Overview of Alternative Techniques:

Certain techniques are used to allow circumvention of restrictions announced by browsers. Different methods are currently used:

  • Fingerprinting: identifying a unique user on a website or a mobile application using the technical characteristics of its browser.
  • Subdomain delegation: delegate the management of a sub-publisher domain to a third party via a redirect. This allows this third party to deposit, on the user’s terminal, cookies which will be considered as “first-party ” cookies and therefore avoid any blockages put in place by browsers.

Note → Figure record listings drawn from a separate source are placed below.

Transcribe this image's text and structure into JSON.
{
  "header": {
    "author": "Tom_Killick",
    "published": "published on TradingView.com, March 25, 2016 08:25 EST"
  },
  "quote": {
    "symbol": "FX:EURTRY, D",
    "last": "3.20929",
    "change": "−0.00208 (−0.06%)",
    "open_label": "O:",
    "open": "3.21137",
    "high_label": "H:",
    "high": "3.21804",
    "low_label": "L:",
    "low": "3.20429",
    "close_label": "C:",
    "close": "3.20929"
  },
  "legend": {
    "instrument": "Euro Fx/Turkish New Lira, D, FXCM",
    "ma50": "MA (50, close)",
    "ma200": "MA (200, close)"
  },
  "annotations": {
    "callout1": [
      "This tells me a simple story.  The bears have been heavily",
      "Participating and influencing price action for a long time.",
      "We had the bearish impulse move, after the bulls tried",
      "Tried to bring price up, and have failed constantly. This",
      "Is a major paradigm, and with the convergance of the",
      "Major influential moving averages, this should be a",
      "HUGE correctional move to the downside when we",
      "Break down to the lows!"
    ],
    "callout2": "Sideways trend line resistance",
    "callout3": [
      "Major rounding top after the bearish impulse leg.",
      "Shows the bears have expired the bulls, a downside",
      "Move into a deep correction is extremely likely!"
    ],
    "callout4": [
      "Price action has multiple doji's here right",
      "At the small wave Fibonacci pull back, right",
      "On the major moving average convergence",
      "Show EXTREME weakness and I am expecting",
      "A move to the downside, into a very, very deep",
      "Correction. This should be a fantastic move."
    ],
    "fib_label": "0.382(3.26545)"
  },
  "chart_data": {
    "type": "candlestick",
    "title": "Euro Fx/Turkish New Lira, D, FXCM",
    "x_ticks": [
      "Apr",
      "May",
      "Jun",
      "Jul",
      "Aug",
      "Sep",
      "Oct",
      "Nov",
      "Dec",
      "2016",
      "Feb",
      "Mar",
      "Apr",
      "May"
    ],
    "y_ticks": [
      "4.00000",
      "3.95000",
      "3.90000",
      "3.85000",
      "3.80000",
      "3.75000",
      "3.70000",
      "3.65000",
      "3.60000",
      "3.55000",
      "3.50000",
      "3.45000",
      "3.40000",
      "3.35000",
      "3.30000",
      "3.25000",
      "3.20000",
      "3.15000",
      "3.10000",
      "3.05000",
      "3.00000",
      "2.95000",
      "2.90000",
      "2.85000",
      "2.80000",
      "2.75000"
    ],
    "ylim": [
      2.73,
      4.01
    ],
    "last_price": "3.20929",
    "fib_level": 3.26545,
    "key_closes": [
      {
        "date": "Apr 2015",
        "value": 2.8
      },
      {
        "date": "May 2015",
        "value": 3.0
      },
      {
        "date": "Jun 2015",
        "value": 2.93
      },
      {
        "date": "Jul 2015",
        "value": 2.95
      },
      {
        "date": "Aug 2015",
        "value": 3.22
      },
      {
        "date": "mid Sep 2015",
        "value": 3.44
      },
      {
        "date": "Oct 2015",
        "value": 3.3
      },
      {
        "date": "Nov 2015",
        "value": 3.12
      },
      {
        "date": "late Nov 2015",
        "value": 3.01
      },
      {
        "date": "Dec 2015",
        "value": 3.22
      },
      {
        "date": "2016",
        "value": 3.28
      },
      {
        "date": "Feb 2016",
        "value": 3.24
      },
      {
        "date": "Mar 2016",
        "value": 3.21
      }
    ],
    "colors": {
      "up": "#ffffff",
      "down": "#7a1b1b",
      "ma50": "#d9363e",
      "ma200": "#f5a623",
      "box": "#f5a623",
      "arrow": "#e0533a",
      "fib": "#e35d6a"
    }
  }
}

  • Single Sign-On (SSO): allow connections to a large number of sites, applications or services via a single user account and a single authentication. This system is intended to facilitate user connection but above all allows the site or service group to have a global and consolidated view of the user’s navigation on all sites, applications or services. The account user becomes a tracker who follows the internet user during his navigation.
  • Unique identifier: allow a user to be tracked through the use of hashed deterministic data, collected during his browsing on the site. This technique can use the email address or an identifier provided by a user to connect to different online services in order to link these accounts and track the user in his use of these services.
  • Targeting via Cohort: avoiding targeting an individual by endeavoring to constitute a group of individuals with similar characteristics (center of interest, etc.), and which will be identified by a unique and persistent identifier, shared by all users of the same cohort and managed at the browser or operating system level.